Recently, starkly contrasting news images have been circulating of two significant conflicts in Canada. One is the ongoing land defence against forestry companies in Fairy Creek, B.C. Those protests have been met with extensive police repression. The others are a series of anti-vax protests across Canada. Conversely, they look like they’ve been met with laissez-faire police responses.
While the contexts are significantly different, with many diverse factors, the contrast in police responses says much about the way certain types of protesters are treated and viewed in Canada.
Surveillance practices have much to do with this.
Surveillance is the collection of information for future ends. Information gathered structures how future police operations unfold. Some have defined surveillance as the “systematic focus on personal information with the intention to influence, manage, entitle or control those whose information is collected.”
In recent years, Indigenous land defenders have lived under increasing police and state surveillance while far-right, conspiratorial movements have not. Police have a long history of surveilling social movements in Canada, especially leftist, Indigenous, queer, Black, feminist and other marginalized groups.

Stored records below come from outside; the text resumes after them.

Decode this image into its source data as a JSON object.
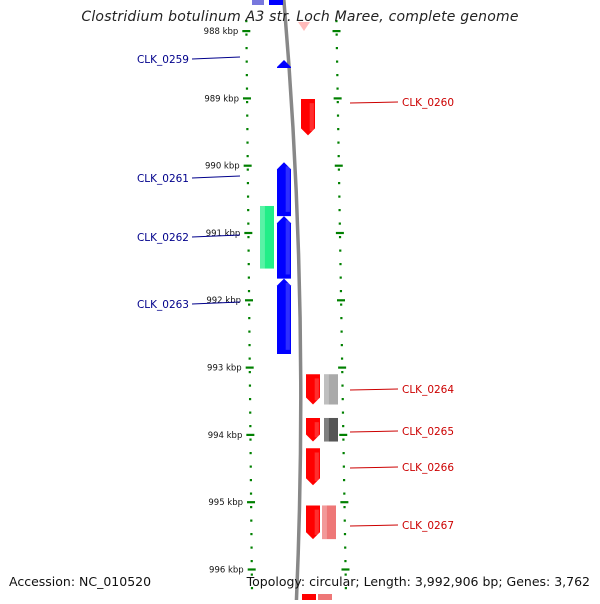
{
  "title": "Clostridium botulinum A3 str. Loch Maree, complete genome",
  "footer": {
    "accession": "Accession: NC_010520",
    "summary": "Topology: circular; Length: 3,992,906 bp; Genes: 3,762"
  },
  "ticks": [
    "988 kbp",
    "989 kbp",
    "990 kbp",
    "991 kbp",
    "992 kbp",
    "993 kbp",
    "994 kbp",
    "995 kbp",
    "996 kbp"
  ],
  "genes": [
    {
      "id": "CLK_0259",
      "strand": "minus",
      "color": "#0000ff",
      "label_color": "#00008b",
      "start_kbp": 988.43,
      "end_kbp": 988.55
    },
    {
      "id": "CLK_0260",
      "strand": "plus",
      "color": "#ff0000",
      "label_color": "#cc0000",
      "start_kbp": 989.01,
      "end_kbp": 989.55
    },
    {
      "id": "CLK_0261",
      "strand": "minus",
      "color": "#0000ff",
      "label_color": "#00008b",
      "start_kbp": 989.95,
      "end_kbp": 990.75
    },
    {
      "id": "CLK_0262",
      "strand": "minus",
      "color": "#0000ff",
      "label_color": "#00008b",
      "start_kbp": 990.75,
      "end_kbp": 991.68
    },
    {
      "id": "CLK_0263",
      "strand": "minus",
      "color": "#0000ff",
      "label_color": "#00008b",
      "start_kbp": 991.68,
      "end_kbp": 992.8
    },
    {
      "id": "CLK_0264",
      "strand": "plus",
      "color": "#ff0000",
      "label_color": "#cc0000",
      "start_kbp": 993.1,
      "end_kbp": 993.55
    },
    {
      "id": "CLK_0265",
      "strand": "plus",
      "color": "#ff0000",
      "label_color": "#cc0000",
      "start_kbp": 993.75,
      "end_kbp": 994.1
    },
    {
      "id": "CLK_0266",
      "strand": "plus",
      "color": "#ff0000",
      "label_color": "#cc0000",
      "start_kbp": 994.2,
      "end_kbp": 994.75
    },
    {
      "id": "CLK_0267",
      "strand": "plus",
      "color": "#ff0000",
      "label_color": "#cc0000",
      "start_kbp": 995.05,
      "end_kbp": 995.55
    }
  ],
  "features": [
    {
      "kind": "rna",
      "color": "#22ee88",
      "start_kbp": 990.6,
      "end_kbp": 991.53
    },
    {
      "kind": "orthologue",
      "color": "#aaaaaa",
      "start_kbp": 993.1,
      "end_kbp": 993.55
    },
    {
      "kind": "orthologue",
      "color": "#555555",
      "start_kbp": 993.75,
      "end_kbp": 994.1
    },
    {
      "kind": "orthologue",
      "color": "#ee7777",
      "start_kbp": 995.05,
      "end_kbp": 995.55
    }
  ],
  "colors": {
    "backbone": "#888888",
    "tick": "#008000",
    "minus_gene": "#0000ff",
    "plus_gene": "#ff0000"
  }
}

Information collected by state and police is central in producing a picture of the people they are trying to control or influence. It shapes how the subjects of surveillance are understood, characterized and then intervened upon.

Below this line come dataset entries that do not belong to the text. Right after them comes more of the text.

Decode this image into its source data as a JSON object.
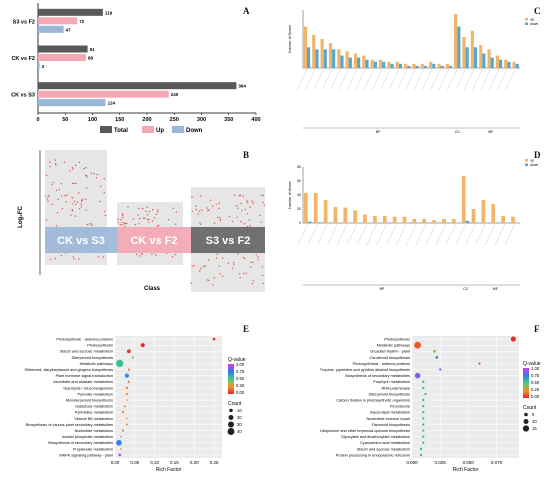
{
  "panels": {
    "A": "A",
    "B": "B",
    "C": "C",
    "D": "D",
    "E": "E",
    "F": "F"
  },
  "chart_data": [
    {
      "panel": "A",
      "type": "bar",
      "orientation": "horizontal",
      "categories": [
        "CK vs S3",
        "CK vs F2",
        "S3 vs F2"
      ],
      "series": [
        {
          "name": "Total",
          "color": "#595959",
          "values": [
            364,
            91,
            119
          ]
        },
        {
          "name": "Up",
          "color": "#f4a7b4",
          "values": [
            240,
            88,
            72
          ]
        },
        {
          "name": "Down",
          "color": "#9bb7d8",
          "values": [
            124,
            3,
            47
          ]
        }
      ],
      "xticks": [
        "0",
        "50",
        "100",
        "150",
        "200",
        "250",
        "300",
        "350",
        "400"
      ],
      "xlim": [
        0,
        400
      ]
    },
    {
      "panel": "B",
      "type": "scatter",
      "ylabel": "Log₂FC",
      "xlabel": "Class",
      "groups": [
        {
          "name": "CK vs S3",
          "color": "#9bb7d8"
        },
        {
          "name": "CK vs F2",
          "color": "#f4a7b4"
        },
        {
          "name": "S3 vs F2",
          "color": "#666666"
        }
      ]
    },
    {
      "panel": "C",
      "type": "bar",
      "legend": [
        "up",
        "down"
      ],
      "colors": {
        "up": "#f0b46a",
        "down": "#5aa6c9"
      },
      "ylabel": "Number of Genes",
      "groups": [
        "BP",
        "CC",
        "MF"
      ],
      "up": [
        20,
        16,
        14,
        12,
        9,
        8,
        7,
        6,
        4,
        4,
        3,
        3,
        2,
        2,
        2,
        3,
        2,
        2,
        26,
        15,
        18,
        11,
        9,
        6,
        4,
        3
      ],
      "down": [
        10,
        9,
        9,
        9,
        6,
        5,
        5,
        4,
        3,
        3,
        2,
        2,
        1,
        1,
        1,
        2,
        1,
        1,
        20,
        10,
        10,
        7,
        5,
        4,
        3,
        2
      ]
    },
    {
      "panel": "D",
      "type": "bar",
      "legend": [
        "up",
        "down"
      ],
      "colors": {
        "up": "#f0b46a",
        "down": "#5aa6c9"
      },
      "ylabel": "Number of Genes",
      "yticks": [
        "0",
        "20",
        "40",
        "60",
        "80"
      ],
      "ylim": [
        0,
        80
      ],
      "groups": [
        "BP",
        "CC",
        "MF"
      ],
      "up": [
        43,
        43,
        33,
        23,
        22,
        18,
        12,
        10,
        10,
        9,
        9,
        6,
        6,
        4,
        6,
        6,
        67,
        20,
        33,
        27,
        10,
        9
      ],
      "down": [
        2,
        1,
        0,
        0,
        0,
        0,
        0,
        0,
        0,
        0,
        0,
        0,
        0,
        0,
        0,
        0,
        3,
        0,
        0,
        0,
        0,
        0
      ]
    },
    {
      "panel": "E",
      "type": "scatter",
      "xlabel": "Rich Factor",
      "xticks": [
        "0.00",
        "0.05",
        "0.10",
        "0.15",
        "0.20",
        "0.25"
      ],
      "xlim": [
        0,
        0.27
      ],
      "legend_title_q": "Q-value",
      "q_ticks": [
        "1.00",
        "0.75",
        "0.50",
        "0.25",
        "0.00"
      ],
      "legend_title_count": "Count",
      "count_ticks": [
        "10",
        "20",
        "30",
        "40"
      ],
      "terms": [
        "Photosynthetic - antenna proteins",
        "Photosynthesis",
        "Starch and sucrose metabolism",
        "Diterpenoid biosynthesis",
        "Metabolic pathways",
        "Stilbenoid, diarylheptanoid and gingerol biosynthesis",
        "Plant hormone signal transduction",
        "Ascorbate and aldarate metabolism",
        "Glycolysis / Gluconeogenesis",
        "Pyruvate metabolism",
        "Monoterpenoid biosynthesis",
        "Galactose metabolism",
        "Pyrimidine metabolism",
        "Vitamin B6 metabolism",
        "Biosynthesis of various plant secondary metabolites",
        "Nucleotide metabolism",
        "Inositol phosphate metabolism",
        "Biosynthesis of secondary metabolites",
        "Propanoate metabolism",
        "MAPK signaling pathway - plant"
      ],
      "rich": [
        0.25,
        0.07,
        0.035,
        0.045,
        0.012,
        0.035,
        0.03,
        0.035,
        0.03,
        0.03,
        0.03,
        0.025,
        0.02,
        0.03,
        0.03,
        0.02,
        0.015,
        0.01,
        0.015,
        0.012
      ],
      "count": [
        6,
        14,
        12,
        4,
        45,
        3,
        15,
        4,
        5,
        4,
        2,
        3,
        4,
        2,
        3,
        4,
        2,
        25,
        2,
        6
      ],
      "q": [
        0.0,
        0.0,
        0.02,
        0.35,
        0.55,
        0.1,
        0.7,
        0.2,
        0.2,
        0.2,
        0.2,
        0.2,
        0.2,
        0.2,
        0.2,
        0.2,
        0.2,
        0.75,
        0.2,
        0.9
      ]
    },
    {
      "panel": "F",
      "type": "scatter",
      "xlabel": "Rich Factor",
      "xticks": [
        "0.000",
        "0.025",
        "0.050",
        "0.075"
      ],
      "xlim": [
        0,
        0.095
      ],
      "legend_title_q": "Q-value",
      "q_ticks": [
        "1.00",
        "0.75",
        "0.50",
        "0.25",
        "0.00"
      ],
      "legend_title_count": "Count",
      "count_ticks": [
        "5",
        "10",
        "15"
      ],
      "terms": [
        "Photosynthesis",
        "Metabolic pathways",
        "Circadian rhythm - plant",
        "Carotenoid biosynthesis",
        "Photosynthesis - antenna proteins",
        "Tropane, piperidine and pyridine alkaloid biosynthesis",
        "Biosynthesis of secondary metabolites",
        "Porphyrin metabolism",
        "RNA polymerase",
        "Diterpenoid biosynthesis",
        "Carbon fixation in photosynthetic organisms",
        "Peroxisome",
        "Glycerolipid metabolism",
        "Nucleotide excision repair",
        "Flavonoid biosynthesis",
        "Ubiquinone and other terpenoid-quinone biosynthesis",
        "Glyoxylate and dicarboxylate metabolism",
        "Cyanoamino acid metabolism",
        "Starch and sucrose metabolism",
        "Protein processing in endoplasmic reticulum"
      ],
      "rich": [
        0.09,
        0.005,
        0.02,
        0.022,
        0.06,
        0.025,
        0.005,
        0.01,
        0.01,
        0.012,
        0.01,
        0.01,
        0.01,
        0.01,
        0.01,
        0.01,
        0.01,
        0.01,
        0.008,
        0.008
      ],
      "count": [
        10,
        18,
        3,
        3,
        2,
        2,
        12,
        2,
        2,
        2,
        2,
        2,
        2,
        2,
        2,
        2,
        2,
        2,
        2,
        2
      ],
      "q": [
        0.0,
        0.1,
        0.4,
        0.7,
        1.0,
        0.9,
        0.85,
        0.6,
        0.6,
        0.6,
        0.6,
        0.6,
        0.6,
        0.6,
        0.6,
        0.6,
        0.6,
        0.6,
        0.6,
        0.6
      ]
    }
  ]
}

Police surveillance invariably constructs an image of deviance and criminality, characterizing the subjects of surveillance as threats to public order and civic values. For example, police have characterized Indigenous land defenders as “extremists” and have used national security resources to amplify and distort land claims conflicts as security threats.

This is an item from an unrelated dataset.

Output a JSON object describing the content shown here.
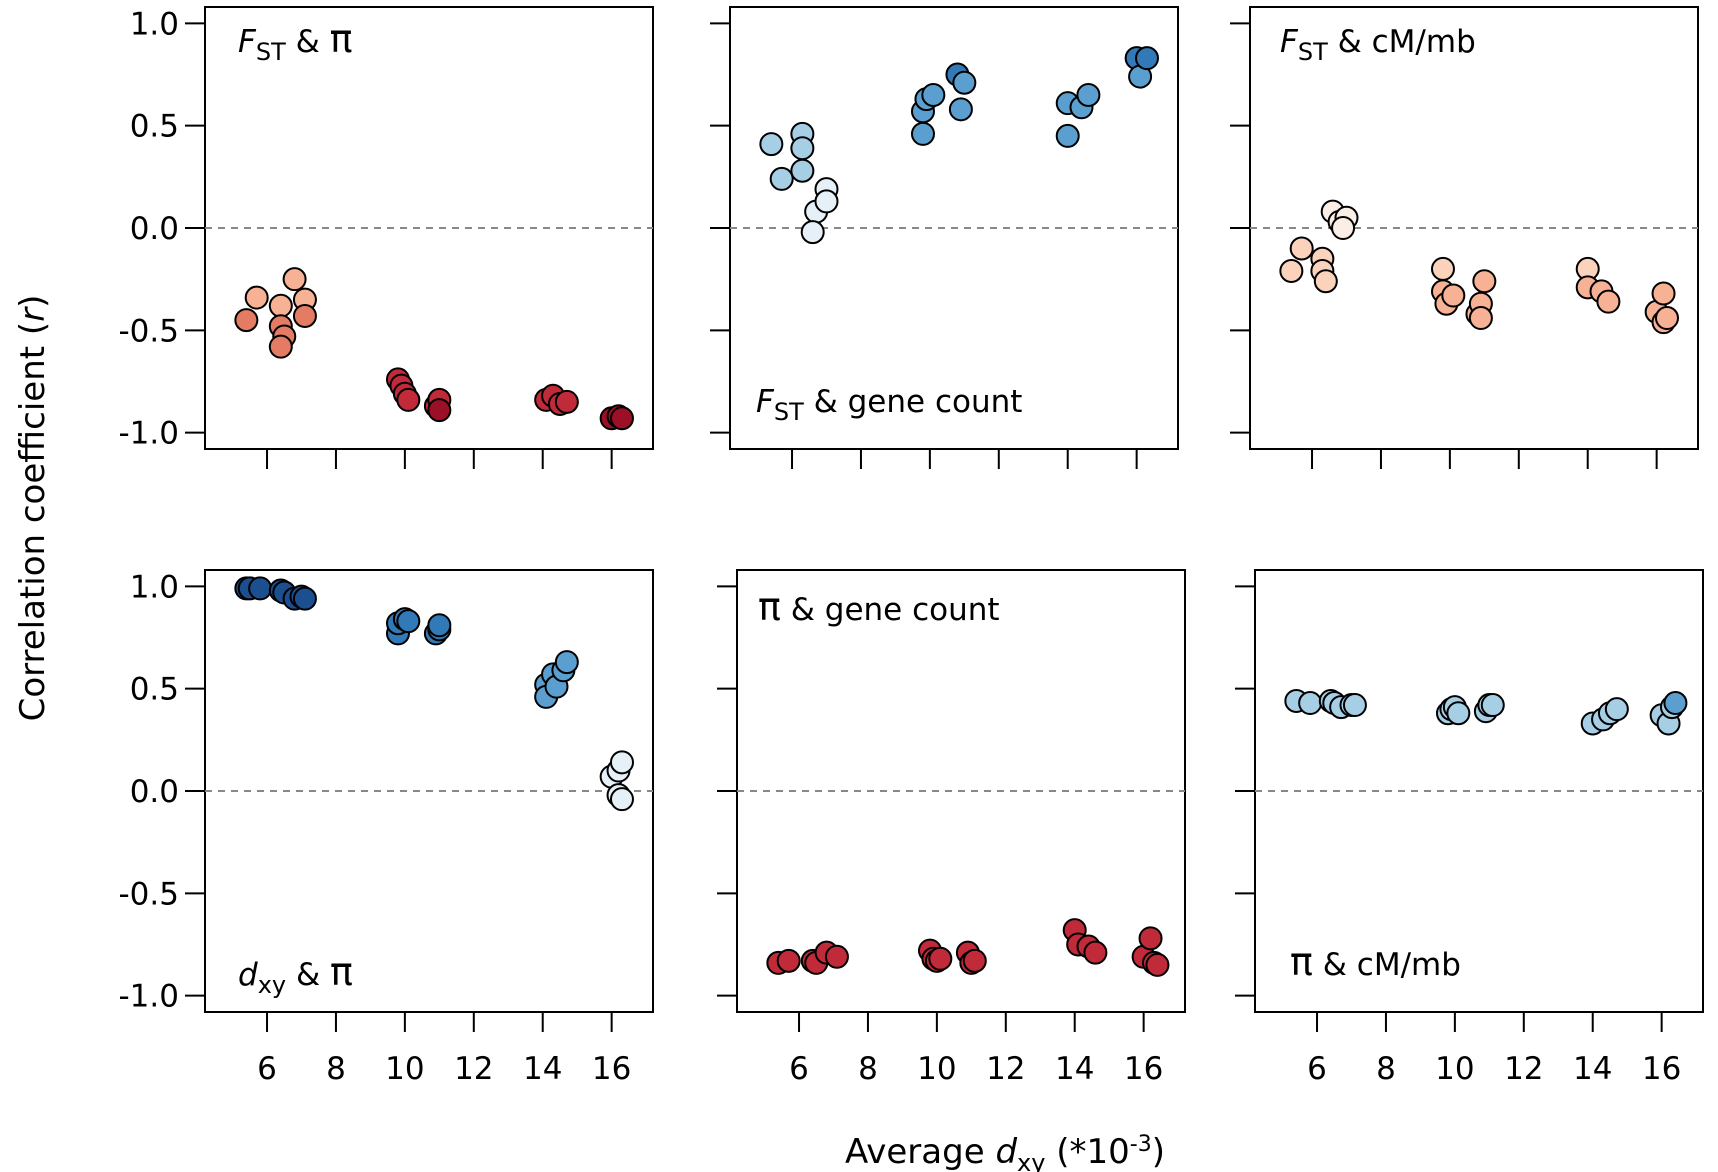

Constructing groups or individuals as criminal or security threats creates a negative cycle, reproducing a need for further surveillance and police intervention.
Over the past 20 years, protest policing tools have experienced a significant professionalization and standardization that rely on surveillance for pre-emptive interventions. Some scholars have named this police-management approach as strategic incapacitation.
Surveillance is at the core of this approach which aims to suppress social movements: it enables the targeting of particular, prominent and outspoken organizers; it facilitates intelligence collection on groups and movements to produce counter-messaging; and it gathers the knowledge of planned protest activities to control strategic geographic access points.
Without surveillance, the control of protests and protest space becomes much more reactive and far less organized. This is the precise imagery witnessed in the policing of anti-vax conflicts.
Fairy Creek, on the other hand, has been structured by a history of surveillance of land defenders and Indigenous groups and, because of the pre-existing knowledge and categories produced by police surveillance, has been the site of a far more violent policing response.
Not only does pre-emptive surveillance provide the tangible, practical tools to engage in tactics of strategic incapacitation, it also shapes the identities of both the land defenders and the police through pre-existing categories and stereotypes. Surveillance is a key mechanism by which these categories and belief systems have been produced and these organizational histories inform and prefigure contemporary practices.
This broader factor can help explain the zeal and excessive force enacted by police at Fairy Creek: land defenders were not only characterized as criminal but also represented a symbolic threat to Canadian identity. Indeed, the conflict is highly representative of settler-colonial policing where the police are not only a vehicle for “law and order” but also a frontline in the defence of society’s values.
This dynamic was particularly apparent with the appearance of “thin blue line” patches on RCMP uniforms at Fairy Creek. The patches depict a grey and white Canadian flag with a blue horizontal line through it. Despite having unequivocally racist and colonial meanings, and despite a management directive against wearing them, the RCMP police union has supported officers sporting the patches.
Notably, the appearance of the patches played a role in the B.C. Supreme Court’s decision to end their injunction that blocked people from protesting against logging companies. The decision, although since appealed with a temporary injunction put back in its place, was a rare rebuke of police misconduct. It will, however, likely do very little to change the organizational practices that produced the police response at Fairy Creek.
If the police feel they have the right and duty to protect notions of Canada’s “social values” in the forests of Pacheedaht territory, there are significant — potentially unsurpassable — organizational practices that shape, enculture and grow a deeply colonial belief system sustaining these police operations.
One cannot change an organization’s culture or everyday practical circumstances without reckoning with its embedded cultures and histories. Police organizations have a terrible track record with the kind of critical self-reflection that would be a first step at correcting this legacy.
As the police response at Fairy Creek can be explained by an excess of surveillance and the organizational practices that flow from criminal categorization and surveillance, the laissez-faire police response to anti-vaxxers can be explained by a lack of historical surveillance. A lack of regularized, ritualized surveillance means that the characterizations of a movement do not travel through the labelling process that makes a group potential criminals, outsiders or social threats.
The solution should not necessarily be more policing of these groups. Like other social problems, more policing will do little to address the far-right or anti-vax conspiracy grievances.
However, much more important knowledge can be drawn about the belief systems within police organizations. Based on current indications, we should have significant concerns about the effectiveness and legitimacy of police organizations being involved in these responses.